Лена зажала ладонью рот, сдерживая рвущийся крик. Нельзя. Кричать нельзя, плакать нельзя. Только вот жить со всем этим, получается, можно. Надо.
Глава 2
Лика Вронская все рассчитала правильно: обдурить редактора проще пареной репы. Всех дел-то: появиться в кондиционированой прохладе кабинета с глубокомысленной фразой:
– Андрей Иванович, поступила кое-какая любопытная информация. Надо во всем как следует разобраться. Мне нужен месяц для проведения журналистского расследования. Я чувствую: это будет бомба…
Два метра брутальной красоты начальника собрали складочки на лбу, изображая активную мыслительную деятельность.
«Сейчас начнет выяснять подробности. А что я ему скажу? Что привезу эксклюзив из Чечни?» – забеспокоилась Лика, забираясь на подоконник. Целью данного стратегического маневра являлось созерцание заставки на мониторе.
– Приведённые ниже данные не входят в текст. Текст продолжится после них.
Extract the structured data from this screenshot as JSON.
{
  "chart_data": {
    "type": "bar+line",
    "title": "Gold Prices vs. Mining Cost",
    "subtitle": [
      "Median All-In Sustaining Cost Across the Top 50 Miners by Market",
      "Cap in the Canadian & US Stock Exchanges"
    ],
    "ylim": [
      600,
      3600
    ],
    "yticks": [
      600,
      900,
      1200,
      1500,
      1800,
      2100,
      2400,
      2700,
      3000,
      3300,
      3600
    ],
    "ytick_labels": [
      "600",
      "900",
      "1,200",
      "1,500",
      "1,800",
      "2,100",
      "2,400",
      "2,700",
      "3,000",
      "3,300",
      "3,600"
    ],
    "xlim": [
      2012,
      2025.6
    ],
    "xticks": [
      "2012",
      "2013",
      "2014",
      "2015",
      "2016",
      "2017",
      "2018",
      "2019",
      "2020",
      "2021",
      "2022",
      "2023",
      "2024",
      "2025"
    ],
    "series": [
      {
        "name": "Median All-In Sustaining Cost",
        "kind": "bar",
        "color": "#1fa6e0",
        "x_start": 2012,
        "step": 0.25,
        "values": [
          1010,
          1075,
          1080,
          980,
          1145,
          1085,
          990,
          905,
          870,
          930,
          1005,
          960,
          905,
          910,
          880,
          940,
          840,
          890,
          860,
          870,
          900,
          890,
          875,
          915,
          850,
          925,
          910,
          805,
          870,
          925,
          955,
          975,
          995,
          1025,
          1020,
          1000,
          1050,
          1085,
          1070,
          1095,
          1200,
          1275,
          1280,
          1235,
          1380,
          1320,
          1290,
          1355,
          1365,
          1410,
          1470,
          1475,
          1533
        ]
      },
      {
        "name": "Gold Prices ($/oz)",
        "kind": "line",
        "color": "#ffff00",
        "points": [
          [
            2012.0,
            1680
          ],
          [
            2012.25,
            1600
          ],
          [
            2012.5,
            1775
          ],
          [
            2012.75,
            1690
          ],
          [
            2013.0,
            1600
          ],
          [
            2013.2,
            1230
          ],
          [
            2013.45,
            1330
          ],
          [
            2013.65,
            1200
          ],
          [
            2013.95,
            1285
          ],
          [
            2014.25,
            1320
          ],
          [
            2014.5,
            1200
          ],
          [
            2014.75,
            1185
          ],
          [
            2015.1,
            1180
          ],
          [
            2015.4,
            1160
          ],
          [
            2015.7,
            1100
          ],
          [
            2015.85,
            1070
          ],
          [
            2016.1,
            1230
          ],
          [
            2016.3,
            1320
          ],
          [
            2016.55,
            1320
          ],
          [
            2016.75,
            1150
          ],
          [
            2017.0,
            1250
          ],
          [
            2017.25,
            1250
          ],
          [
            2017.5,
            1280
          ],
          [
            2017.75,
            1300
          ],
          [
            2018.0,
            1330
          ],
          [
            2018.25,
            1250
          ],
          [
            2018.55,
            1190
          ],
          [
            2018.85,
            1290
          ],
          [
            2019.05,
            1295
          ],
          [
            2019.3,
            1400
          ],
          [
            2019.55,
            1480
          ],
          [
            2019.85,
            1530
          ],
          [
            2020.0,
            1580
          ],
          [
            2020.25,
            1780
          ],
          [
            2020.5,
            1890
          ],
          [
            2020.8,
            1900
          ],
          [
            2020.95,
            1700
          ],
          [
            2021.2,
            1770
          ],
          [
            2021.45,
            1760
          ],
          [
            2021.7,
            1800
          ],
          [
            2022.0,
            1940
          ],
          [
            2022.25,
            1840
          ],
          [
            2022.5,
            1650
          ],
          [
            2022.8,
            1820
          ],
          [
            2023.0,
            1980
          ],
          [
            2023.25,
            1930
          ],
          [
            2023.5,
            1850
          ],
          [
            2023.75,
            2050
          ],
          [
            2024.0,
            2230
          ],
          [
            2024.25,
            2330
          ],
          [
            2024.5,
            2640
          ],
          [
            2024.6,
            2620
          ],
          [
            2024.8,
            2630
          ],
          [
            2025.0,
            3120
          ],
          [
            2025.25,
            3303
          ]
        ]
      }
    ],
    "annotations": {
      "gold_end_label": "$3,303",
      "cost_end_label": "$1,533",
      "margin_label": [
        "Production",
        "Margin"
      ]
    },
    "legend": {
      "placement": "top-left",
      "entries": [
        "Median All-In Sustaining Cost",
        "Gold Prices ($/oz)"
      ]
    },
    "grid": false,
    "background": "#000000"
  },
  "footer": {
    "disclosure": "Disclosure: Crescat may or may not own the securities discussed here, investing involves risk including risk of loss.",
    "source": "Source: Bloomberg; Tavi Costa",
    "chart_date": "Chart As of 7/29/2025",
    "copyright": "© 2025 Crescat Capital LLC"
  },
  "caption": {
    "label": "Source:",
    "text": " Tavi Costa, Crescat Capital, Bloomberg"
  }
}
Андрей Иванович имел обыкновение вывешивать на рабочий стол фото очередной пассии. Пассии обладали исключительными модельными данными, и Лика различала их по масти. Ого, на личном фронте шефа без перемен: уже вторую неделю любуется на ту же брюнетку.
– Я думаю, – заявил Красноперов после того, как стиральная доска на лбу разгладилась, – что трех недель более чем достаточно. Ты у нас барышня шустрая!
Соскользнув с наблюдательного пункта, Лика для виду еще поломалась:
– Постараюсь, Андрей Иванович, хотя, вы же знаете, ненавижу халтурить и торопиться.
– Торопись, но не халтурь, – посоветовал шеф. И добавил свое любимое: – Старайся, Лика.
Она с готовностью пообещала:
– Буду. Буду стараться.
И ведь не соврала: действительно, будет. Стараться понять и выжить. А в оболочку слов каждый всегда вкладывает свой смысл.
С романом для издательства дело обстояло сложнее. Он дописывался в жуткой спешке, в режиме нон-стоп и под завывания голодного бой-френда. Поэтому тема любви сообщника обольстительной убийцы получилась бледноватой и особого восторга у Вронской не вызвала. Но переписывать не было ни времени, ни сил, и Лика решила: «Вернут на доработку, так вернут. Переделаю. Проблемы надо решать по мере их поступления».